Dr. Bruce Roe made an early morning visit to St. Paul’s Hospital on September 3 to talk about his hospital’s efforts to improve patient experience and safety.

Roe, Chief Medical Officer and Executive Director Clinical Programs at St. Boniface Hospital in Winnipeg, has championed his hospital’s strategic commitment to integrating transformative Lean practices throughout the organization, a journey his hospital has been on for about eight years.

RR-2015-09-09-Dr-Roe“We are on the road to perfect care, which is an endless journey,” Roe told the group of over 60 who gathered in Pylypchuk Hall to hear him speak. “However, we are seeing great staff engagement, we’ve seen improvements in our mortality rates, and patient satisfaction, and better financial performance. And we’ve found we can care for more patients, and sicker patients, with the resources we already have.”

Looking at hospital mortality rates will be a major focus for the upcoming Safer Every Day cycle on safety, and Roe spoke at length about how his hospital has moved to address those rates. All hospital deaths are reviewed within a week, he said, for evidence of harm and quality of care issues. In the review process, a committee of physicians is consulted and any problems that might have played a role in the death are reported back to the proper programs, so what occurred can be addressed.

Mortality rates are reported on a regular basis by the Canadian Institution for Health Information (CIHI), but often the occurrences that make up the report happened at least six months in the past, which makes any signals from them hard to understand.

“A more timely death review process will give us better information,” Roe believes.

Roe also had some suggestions for removing barriers to physician involvement in Lean work.

“Physicians have an intense interest in patient safety,” Roe noted, “but we don’t create opportunities for them to contribute to the conversation.”

The time commitment for Lean events like Rapid Process Improvement Workshops (RPIWs), which require at least an entire week of dedicated focus, is often too much for physicians, he indicated.
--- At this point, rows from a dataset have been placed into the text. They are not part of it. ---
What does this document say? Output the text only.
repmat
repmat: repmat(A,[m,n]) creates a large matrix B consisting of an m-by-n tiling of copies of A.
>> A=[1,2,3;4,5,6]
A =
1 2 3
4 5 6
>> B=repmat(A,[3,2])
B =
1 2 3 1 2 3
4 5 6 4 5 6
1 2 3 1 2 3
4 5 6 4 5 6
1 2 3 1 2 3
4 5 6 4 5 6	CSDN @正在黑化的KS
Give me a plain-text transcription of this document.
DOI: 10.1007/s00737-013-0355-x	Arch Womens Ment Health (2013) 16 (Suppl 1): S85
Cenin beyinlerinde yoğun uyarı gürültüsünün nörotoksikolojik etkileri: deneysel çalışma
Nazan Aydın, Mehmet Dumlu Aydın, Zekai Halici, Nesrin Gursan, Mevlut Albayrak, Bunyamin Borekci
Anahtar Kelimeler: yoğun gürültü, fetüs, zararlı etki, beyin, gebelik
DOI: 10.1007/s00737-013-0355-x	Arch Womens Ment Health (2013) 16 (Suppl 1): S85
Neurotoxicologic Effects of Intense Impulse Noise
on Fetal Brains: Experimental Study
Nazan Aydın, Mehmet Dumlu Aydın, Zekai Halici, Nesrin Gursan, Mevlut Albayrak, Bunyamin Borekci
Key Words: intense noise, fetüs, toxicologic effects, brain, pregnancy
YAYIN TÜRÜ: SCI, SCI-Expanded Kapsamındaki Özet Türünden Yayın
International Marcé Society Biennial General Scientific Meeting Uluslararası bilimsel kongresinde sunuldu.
Meetings after hours, strategic involvement of physicians for certain portions of RPIWs, or using other types of improvement methods, and using data and stories that show evidence that improvement initiatives have impact are ways to remove those barriers to their involvement, Roe believes.

“There’s no silver bullet,” he said, noting that word of mouth is the best way to entice physicians to get involved.

“You have to find the leaders, the champions and support those individuals. They will tell the stories about what their involvement was, how what they did made a difference for their patients, how valuable was the investment of time, and that will spread physician engagement. It’s slow, incremental. But there will be physicians who step up, and it will be very powerful.”